To me, the most fascinating aspect of this is the social. Why all these forks? Now forks happen in almost every open source project (people disagreeing and taking their toys and going home is human nature). But as a long term watcher of open source, I would say the number and seriousness of the forks is unusual. I don’t think this is a coincidence. As stated in the last paragraph, Core R has not risen to the challenge of performance which is something people crave, and there is only so much you can do to fix this by add-on packages. Or put in different terms, the rate of innovation in the 3rd party packages of R has been exceptionally high (one of the reasons for its uptake) but the rate of innovation in the core (affecting fundamental issues like ease of use, performance, memory management and size of data) has been slow*.
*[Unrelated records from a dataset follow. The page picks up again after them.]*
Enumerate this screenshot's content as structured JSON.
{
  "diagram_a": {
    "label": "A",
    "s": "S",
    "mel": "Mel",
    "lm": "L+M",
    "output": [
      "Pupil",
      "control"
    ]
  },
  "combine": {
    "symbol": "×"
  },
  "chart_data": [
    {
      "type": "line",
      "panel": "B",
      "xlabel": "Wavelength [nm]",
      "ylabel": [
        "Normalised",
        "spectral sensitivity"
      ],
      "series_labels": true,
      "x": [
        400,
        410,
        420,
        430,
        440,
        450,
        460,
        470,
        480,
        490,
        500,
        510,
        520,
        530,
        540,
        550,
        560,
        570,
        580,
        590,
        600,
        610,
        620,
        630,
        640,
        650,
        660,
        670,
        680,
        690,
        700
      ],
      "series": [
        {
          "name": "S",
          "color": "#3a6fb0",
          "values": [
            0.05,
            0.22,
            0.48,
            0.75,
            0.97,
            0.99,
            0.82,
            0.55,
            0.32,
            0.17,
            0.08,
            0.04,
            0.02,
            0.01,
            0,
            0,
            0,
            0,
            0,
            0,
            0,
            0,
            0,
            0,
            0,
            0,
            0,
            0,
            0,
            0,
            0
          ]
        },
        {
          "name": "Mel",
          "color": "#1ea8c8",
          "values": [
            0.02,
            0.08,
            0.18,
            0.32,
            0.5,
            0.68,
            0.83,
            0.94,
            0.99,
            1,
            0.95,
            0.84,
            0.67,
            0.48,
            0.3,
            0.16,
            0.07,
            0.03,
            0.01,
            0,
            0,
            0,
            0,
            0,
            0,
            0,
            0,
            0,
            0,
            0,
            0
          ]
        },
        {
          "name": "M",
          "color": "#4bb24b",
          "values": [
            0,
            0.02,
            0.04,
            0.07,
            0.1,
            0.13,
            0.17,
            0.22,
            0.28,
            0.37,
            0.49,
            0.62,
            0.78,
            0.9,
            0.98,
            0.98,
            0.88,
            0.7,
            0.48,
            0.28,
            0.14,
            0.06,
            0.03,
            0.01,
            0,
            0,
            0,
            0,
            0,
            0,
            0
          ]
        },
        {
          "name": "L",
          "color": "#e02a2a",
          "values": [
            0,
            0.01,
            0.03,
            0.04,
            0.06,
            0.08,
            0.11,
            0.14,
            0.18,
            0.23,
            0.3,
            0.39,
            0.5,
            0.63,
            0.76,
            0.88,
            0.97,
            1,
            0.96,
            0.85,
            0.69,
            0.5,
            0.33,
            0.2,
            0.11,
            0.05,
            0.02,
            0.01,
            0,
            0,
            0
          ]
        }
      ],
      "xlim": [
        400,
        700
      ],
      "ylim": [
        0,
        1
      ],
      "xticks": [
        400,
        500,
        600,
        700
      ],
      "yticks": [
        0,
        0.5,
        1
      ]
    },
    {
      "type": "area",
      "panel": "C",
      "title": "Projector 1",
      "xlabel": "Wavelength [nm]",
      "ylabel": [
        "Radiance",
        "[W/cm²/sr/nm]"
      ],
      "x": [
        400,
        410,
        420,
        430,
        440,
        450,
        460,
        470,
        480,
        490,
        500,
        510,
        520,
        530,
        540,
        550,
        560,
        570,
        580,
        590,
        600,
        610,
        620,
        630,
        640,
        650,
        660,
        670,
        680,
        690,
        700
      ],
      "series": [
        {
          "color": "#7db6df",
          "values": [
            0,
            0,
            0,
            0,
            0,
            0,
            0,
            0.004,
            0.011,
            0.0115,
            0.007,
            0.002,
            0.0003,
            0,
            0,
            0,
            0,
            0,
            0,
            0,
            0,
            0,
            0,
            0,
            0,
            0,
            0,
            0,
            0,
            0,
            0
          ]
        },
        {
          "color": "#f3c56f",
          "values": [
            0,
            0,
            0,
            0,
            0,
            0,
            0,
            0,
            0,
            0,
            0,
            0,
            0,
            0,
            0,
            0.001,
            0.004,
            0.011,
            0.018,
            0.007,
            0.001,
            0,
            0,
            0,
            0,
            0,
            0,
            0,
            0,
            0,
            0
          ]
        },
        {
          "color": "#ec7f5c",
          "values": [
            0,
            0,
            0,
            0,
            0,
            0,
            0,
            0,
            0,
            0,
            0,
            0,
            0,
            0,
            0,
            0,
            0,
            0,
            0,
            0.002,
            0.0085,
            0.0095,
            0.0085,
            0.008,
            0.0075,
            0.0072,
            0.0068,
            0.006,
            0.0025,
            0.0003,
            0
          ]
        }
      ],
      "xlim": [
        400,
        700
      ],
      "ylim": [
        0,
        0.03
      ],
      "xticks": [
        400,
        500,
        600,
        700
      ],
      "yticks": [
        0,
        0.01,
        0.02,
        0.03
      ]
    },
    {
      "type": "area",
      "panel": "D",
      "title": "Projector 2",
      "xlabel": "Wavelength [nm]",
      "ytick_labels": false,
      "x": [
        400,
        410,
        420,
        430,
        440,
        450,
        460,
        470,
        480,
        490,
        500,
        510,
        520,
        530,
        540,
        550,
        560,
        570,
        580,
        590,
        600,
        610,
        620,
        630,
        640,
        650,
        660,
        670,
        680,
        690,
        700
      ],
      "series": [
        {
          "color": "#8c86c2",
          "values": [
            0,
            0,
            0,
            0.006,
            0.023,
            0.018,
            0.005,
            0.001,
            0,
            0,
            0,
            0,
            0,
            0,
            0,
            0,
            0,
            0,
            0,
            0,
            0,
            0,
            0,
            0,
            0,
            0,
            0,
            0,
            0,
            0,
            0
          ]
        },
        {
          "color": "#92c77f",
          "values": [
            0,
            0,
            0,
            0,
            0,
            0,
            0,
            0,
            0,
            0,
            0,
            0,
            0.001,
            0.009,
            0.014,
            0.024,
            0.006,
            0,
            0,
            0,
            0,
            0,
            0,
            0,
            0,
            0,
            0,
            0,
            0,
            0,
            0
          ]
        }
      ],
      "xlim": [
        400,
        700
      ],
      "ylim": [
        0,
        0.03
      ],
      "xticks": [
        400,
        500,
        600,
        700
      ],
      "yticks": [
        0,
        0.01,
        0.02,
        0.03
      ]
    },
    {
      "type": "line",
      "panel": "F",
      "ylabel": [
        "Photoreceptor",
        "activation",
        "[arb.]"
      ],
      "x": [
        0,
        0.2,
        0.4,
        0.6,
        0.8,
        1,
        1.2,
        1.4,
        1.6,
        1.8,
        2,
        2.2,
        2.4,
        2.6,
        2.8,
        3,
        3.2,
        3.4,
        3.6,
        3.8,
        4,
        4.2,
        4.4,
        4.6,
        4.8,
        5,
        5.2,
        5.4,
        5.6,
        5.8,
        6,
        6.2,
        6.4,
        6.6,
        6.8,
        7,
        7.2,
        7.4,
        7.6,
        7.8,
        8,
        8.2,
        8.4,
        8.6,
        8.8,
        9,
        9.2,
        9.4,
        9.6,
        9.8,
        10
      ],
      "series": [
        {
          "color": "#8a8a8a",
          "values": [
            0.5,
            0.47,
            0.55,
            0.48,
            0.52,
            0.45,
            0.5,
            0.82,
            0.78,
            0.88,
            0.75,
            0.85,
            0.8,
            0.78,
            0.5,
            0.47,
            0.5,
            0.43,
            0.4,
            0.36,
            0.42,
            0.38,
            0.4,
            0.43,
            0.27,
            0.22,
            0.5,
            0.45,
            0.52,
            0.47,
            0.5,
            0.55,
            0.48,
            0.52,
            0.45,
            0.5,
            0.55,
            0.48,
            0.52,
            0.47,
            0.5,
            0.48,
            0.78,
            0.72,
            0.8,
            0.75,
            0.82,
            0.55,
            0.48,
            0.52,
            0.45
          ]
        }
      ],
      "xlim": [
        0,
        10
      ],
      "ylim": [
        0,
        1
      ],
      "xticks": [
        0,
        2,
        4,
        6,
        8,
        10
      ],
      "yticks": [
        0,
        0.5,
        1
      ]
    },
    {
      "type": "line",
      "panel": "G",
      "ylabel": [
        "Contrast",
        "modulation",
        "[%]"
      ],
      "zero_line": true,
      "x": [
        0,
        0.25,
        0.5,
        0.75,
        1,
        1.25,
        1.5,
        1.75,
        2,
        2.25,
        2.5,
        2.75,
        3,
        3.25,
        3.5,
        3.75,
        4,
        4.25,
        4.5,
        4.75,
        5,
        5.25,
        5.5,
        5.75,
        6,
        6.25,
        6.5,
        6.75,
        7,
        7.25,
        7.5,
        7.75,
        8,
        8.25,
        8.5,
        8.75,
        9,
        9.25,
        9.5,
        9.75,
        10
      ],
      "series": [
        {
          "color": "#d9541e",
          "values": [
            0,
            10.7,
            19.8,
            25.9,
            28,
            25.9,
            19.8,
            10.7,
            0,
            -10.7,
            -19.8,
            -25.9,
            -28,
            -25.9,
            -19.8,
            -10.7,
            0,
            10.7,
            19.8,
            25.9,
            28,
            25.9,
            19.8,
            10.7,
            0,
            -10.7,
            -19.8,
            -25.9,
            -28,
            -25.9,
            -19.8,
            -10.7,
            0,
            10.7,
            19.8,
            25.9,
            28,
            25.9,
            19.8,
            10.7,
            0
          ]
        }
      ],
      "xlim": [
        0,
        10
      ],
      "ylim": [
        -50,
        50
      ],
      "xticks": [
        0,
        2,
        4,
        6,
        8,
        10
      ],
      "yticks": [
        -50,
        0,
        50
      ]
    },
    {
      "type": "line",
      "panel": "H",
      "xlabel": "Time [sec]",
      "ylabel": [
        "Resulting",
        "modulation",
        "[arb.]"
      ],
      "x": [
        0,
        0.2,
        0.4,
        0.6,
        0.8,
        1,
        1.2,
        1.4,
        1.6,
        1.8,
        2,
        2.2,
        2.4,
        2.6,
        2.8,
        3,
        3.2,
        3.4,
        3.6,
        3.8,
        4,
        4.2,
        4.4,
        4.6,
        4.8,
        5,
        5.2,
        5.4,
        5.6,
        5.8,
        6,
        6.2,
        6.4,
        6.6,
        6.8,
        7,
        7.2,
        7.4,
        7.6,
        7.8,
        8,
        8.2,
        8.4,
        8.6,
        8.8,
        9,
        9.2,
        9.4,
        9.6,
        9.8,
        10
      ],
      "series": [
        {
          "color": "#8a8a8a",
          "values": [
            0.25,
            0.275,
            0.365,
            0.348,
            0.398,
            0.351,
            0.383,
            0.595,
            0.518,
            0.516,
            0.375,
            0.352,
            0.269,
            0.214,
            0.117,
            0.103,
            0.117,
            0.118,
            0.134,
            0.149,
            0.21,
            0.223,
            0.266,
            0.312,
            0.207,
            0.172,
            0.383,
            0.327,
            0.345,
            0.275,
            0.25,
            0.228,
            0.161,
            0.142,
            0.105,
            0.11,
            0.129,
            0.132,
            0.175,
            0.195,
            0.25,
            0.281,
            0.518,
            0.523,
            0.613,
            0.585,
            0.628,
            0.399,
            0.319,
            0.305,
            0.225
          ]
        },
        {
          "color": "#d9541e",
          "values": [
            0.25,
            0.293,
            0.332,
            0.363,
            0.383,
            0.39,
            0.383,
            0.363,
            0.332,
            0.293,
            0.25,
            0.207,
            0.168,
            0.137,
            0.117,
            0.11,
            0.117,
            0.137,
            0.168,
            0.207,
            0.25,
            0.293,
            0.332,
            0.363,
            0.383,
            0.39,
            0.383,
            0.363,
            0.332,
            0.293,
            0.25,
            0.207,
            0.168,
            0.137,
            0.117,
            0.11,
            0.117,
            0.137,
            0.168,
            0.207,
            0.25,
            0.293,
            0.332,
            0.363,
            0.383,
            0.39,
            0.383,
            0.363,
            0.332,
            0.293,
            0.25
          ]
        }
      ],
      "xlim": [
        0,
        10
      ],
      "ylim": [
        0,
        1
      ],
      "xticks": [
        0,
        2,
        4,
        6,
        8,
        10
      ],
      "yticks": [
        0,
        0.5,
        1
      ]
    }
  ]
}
As an example, consider pqR. Although pqR author Radford has taken the high road in what he says, he very clearly offered his first batch of improvements to the core R group and they mostly got rejected with not much more than a “we don’t do things that way here” attitude (http://tolstoy.newcastle.edu.au/R/e11/devel/10/09/0813.html and http://tolstoy.newcastle.edu.au/R/e11/devel/10/09/0823.html – and reading between the lines good old fashioned “not invented here syndrome”). His frustration levels clearly reached a point that he decided to work from the outside rather than the inside for a while. While I have never offered patches to the core, my own experiences with trying to submit a package to CRAN shocked me. The number of people involved was ridiculously small (Brian Ripley replied to one of my emails) , the openness to different ways of thinking was zero (the pedanticism about you have to do X even if X makes no sense in my context from obviously smart people surprised me), and the rudeness levels were extreme, epic and belonged in a television soap opera, not science.
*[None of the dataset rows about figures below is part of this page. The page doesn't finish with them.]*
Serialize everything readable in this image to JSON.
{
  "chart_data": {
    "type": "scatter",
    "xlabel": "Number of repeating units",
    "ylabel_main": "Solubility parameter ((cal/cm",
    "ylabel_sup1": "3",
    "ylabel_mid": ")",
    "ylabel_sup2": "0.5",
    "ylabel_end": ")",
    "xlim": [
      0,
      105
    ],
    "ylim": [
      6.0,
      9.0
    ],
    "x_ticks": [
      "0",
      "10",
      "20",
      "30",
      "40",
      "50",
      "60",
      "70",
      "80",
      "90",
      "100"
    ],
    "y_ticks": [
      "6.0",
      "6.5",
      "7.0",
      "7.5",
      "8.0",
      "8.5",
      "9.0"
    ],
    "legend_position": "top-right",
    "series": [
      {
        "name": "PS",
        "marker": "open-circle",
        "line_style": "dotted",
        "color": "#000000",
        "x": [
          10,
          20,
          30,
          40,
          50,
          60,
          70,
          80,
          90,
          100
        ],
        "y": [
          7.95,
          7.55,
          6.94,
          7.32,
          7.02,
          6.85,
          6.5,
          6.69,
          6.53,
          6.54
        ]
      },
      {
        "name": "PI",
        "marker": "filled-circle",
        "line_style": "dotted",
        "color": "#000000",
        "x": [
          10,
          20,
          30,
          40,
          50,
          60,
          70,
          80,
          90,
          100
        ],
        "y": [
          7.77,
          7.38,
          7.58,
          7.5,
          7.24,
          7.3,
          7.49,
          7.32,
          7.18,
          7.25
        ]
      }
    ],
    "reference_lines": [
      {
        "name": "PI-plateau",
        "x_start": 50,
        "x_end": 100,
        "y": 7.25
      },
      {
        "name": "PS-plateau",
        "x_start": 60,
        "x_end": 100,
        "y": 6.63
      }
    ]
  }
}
All of this has created a muddle for the poor person who just wants to do some statistics! Now you have to figure out which version to use (and package/library writers have to make their software work with several versions of R).
I have not yet tried any of the alternatives (as noted I mainly use R for teaching and Python and Matlab for personal research – I’m not taking students to the bleeding edge of technology without a reason). But, given that I basically don’t know what I’m talking about🙂 , my recommendations would be:
- If R is fast enough for you – ignore the whole thing and wait for the dust to settle (which it will in 2-3 years, probably either with one clear widely accepted alternative or with changes rolled back into the R core after they decide they’d better start listening to other people)
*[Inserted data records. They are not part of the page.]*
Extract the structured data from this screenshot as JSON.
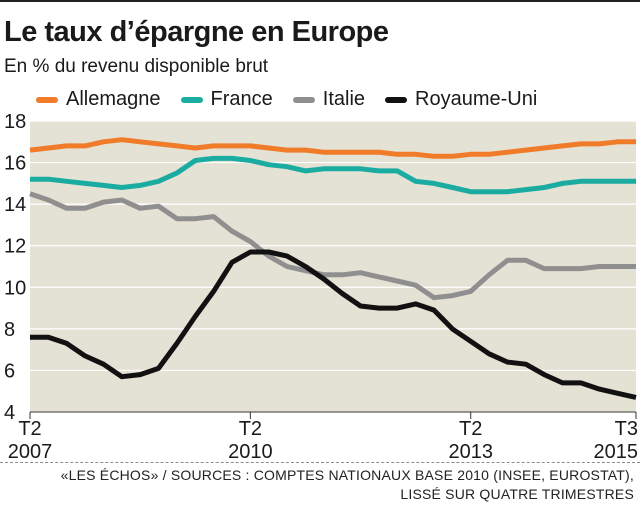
{
  "header": {
    "title": "Le taux d’épargne en Europe",
    "subtitle": "En % du revenu disponible brut"
  },
  "footer": {
    "line1": "«LES ÉCHOS» / SOURCES : COMPTES NATIONAUX BASE 2010 (INSEE, EUROSTAT),",
    "line2": "LISSÉ SUR QUATRE TRIMESTRES"
  },
  "chart_data": {
    "type": "line",
    "title": "Le taux d’épargne en Europe",
    "subtitle": "En % du revenu disponible brut",
    "xlabel": "",
    "ylabel": "",
    "ylim": [
      4,
      18
    ],
    "yticks": [
      4,
      6,
      8,
      10,
      12,
      14,
      16,
      18
    ],
    "grid": true,
    "legend": "top",
    "background": "#e4e1d5",
    "x_tick_labels": [
      {
        "quarter": "T2",
        "year": "2007"
      },
      {
        "quarter": "T2",
        "year": "2010"
      },
      {
        "quarter": "T2",
        "year": "2013"
      },
      {
        "quarter": "T3",
        "year": "2015"
      }
    ],
    "x_ticks_quarters": [
      "2007-T2",
      "2010-T2",
      "2013-T2",
      "2015-T3"
    ],
    "x": [
      "2007-T2",
      "2007-T3",
      "2007-T4",
      "2008-T1",
      "2008-T2",
      "2008-T3",
      "2008-T4",
      "2009-T1",
      "2009-T2",
      "2009-T3",
      "2009-T4",
      "2010-T1",
      "2010-T2",
      "2010-T3",
      "2010-T4",
      "2011-T1",
      "2011-T2",
      "2011-T3",
      "2011-T4",
      "2012-T1",
      "2012-T2",
      "2012-T3",
      "2012-T4",
      "2013-T1",
      "2013-T2",
      "2013-T3",
      "2013-T4",
      "2014-T1",
      "2014-T2",
      "2014-T3",
      "2014-T4",
      "2015-T1",
      "2015-T2",
      "2015-T3"
    ],
    "series": [
      {
        "name": "Allemagne",
        "color": "#f07c2a",
        "values": [
          16.6,
          16.7,
          16.8,
          16.8,
          17.0,
          17.1,
          17.0,
          16.9,
          16.8,
          16.7,
          16.8,
          16.8,
          16.8,
          16.7,
          16.6,
          16.6,
          16.5,
          16.5,
          16.5,
          16.5,
          16.4,
          16.4,
          16.3,
          16.3,
          16.4,
          16.4,
          16.5,
          16.6,
          16.7,
          16.8,
          16.9,
          16.9,
          17.0,
          17.0
        ]
      },
      {
        "name": "France",
        "color": "#1aaca0",
        "values": [
          15.2,
          15.2,
          15.1,
          15.0,
          14.9,
          14.8,
          14.9,
          15.1,
          15.5,
          16.1,
          16.2,
          16.2,
          16.1,
          15.9,
          15.8,
          15.6,
          15.7,
          15.7,
          15.7,
          15.6,
          15.6,
          15.1,
          15.0,
          14.8,
          14.6,
          14.6,
          14.6,
          14.7,
          14.8,
          15.0,
          15.1,
          15.1,
          15.1,
          15.1
        ]
      },
      {
        "name": "Italie",
        "color": "#8f8f8f",
        "values": [
          14.5,
          14.2,
          13.8,
          13.8,
          14.1,
          14.2,
          13.8,
          13.9,
          13.3,
          13.3,
          13.4,
          12.7,
          12.2,
          11.5,
          11.0,
          10.8,
          10.6,
          10.6,
          10.7,
          10.5,
          10.3,
          10.1,
          9.5,
          9.6,
          9.8,
          10.6,
          11.3,
          11.3,
          10.9,
          10.9,
          10.9,
          11.0,
          11.0,
          11.0
        ]
      },
      {
        "name": "Royaume-Uni",
        "color": "#111111",
        "values": [
          7.6,
          7.6,
          7.3,
          6.7,
          6.3,
          5.7,
          5.8,
          6.1,
          7.3,
          8.6,
          9.8,
          11.2,
          11.7,
          11.7,
          11.5,
          11.0,
          10.4,
          9.7,
          9.1,
          9.0,
          9.0,
          9.2,
          8.9,
          8.0,
          7.4,
          6.8,
          6.4,
          6.3,
          5.8,
          5.4,
          5.4,
          5.1,
          4.9,
          4.7
        ]
      }
    ]
  }
}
- If you really need a faster R right now, try pqR and Renjin (and maybe CXXR if you’re gung ho). Both are freely available, seem to offer real speed improvements, seem to have high compatability with packages (although pqR is probably higher) and are moderately mature.
I am really curious to hear from our readers. Have you heard about the alternative implementations of R? Do you care about them or are they off your radar? Has anybody tried one?
*The GUI (graphical user inteface) is another area where internal innovation has been slow, but fortunately 3rd parties can and eventually have stepped up. If you don’t already use R studio, you should be.